Terseret Arus Banjir, Bocah 10 Tahun di Bandar Lampung Ditemukan Tewas

Diposting pada

Liputan6.com, Jakarta – Tim SAR gabungan menemukan seorang bocah berusia 10 tahun yang sebelumnya dilaporkan hanyut saat banjir melanda kawasan Jalan Abdul Hamid, Kecamatan Rajabasa, Kota Bandar Lampung.

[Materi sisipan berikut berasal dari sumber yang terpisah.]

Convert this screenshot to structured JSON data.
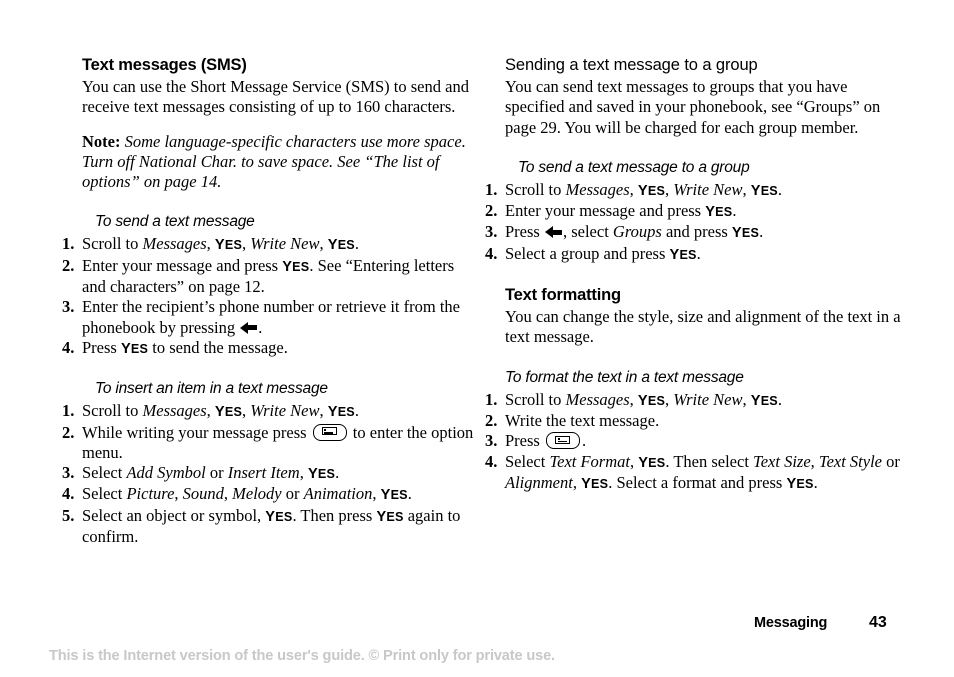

Korban ditemukan dalam kondisi meninggal dunia pada Sabtu (7/3/2026) pagi setelah dilakukan pencarian sejak Jumat malam.

Korban diketahui bernama Satriya (10), warga Jalan Abdul Hamid, Rajabasa. Ia dilaporkan terseret arus banjir pada Jumat (6/3/2026) sekitar pukul 14.00 WIB setelah hujan deras mengguyur kota setempat hingga menyebabkan debit air sungai meningkat dan meluap ke permukiman warga.

Komandan Tim Rescuer Basarnas Lampung, Ridho Afriza mengatakan pencarian korban memasuki hari kedua pada Sabtu pagi dengan memperluas area penyisiran.

“Tim SAR gabungan melakukan pencarian dengan menyisir hingga sekitar 4 kilometer ke arah hilir dan juga memanfaatkan drone thermal untuk membantu pemantauan dari udara,” kata Ridho, Sabtu (7/3).

Korban akhirnya ditemukan sekitar pukul 08.15 WIB, berjarak kurang lebih 800 meter dari lokasi awal korban dilaporkan hanyut.

“Korban ditemukan dalam kondisi meninggal dunia dan langsung dievakuasi ke rumah duka,” jelasnya.

Dengan ditemukannya korban, operasi pencarian dan pertolongan (SAR) diusulkan untuk dihentikan dan dinyatakan selesai. Seluruh unsur SAR gabungan yang terlibat kemudian dikembalikan ke satuan masing-masing.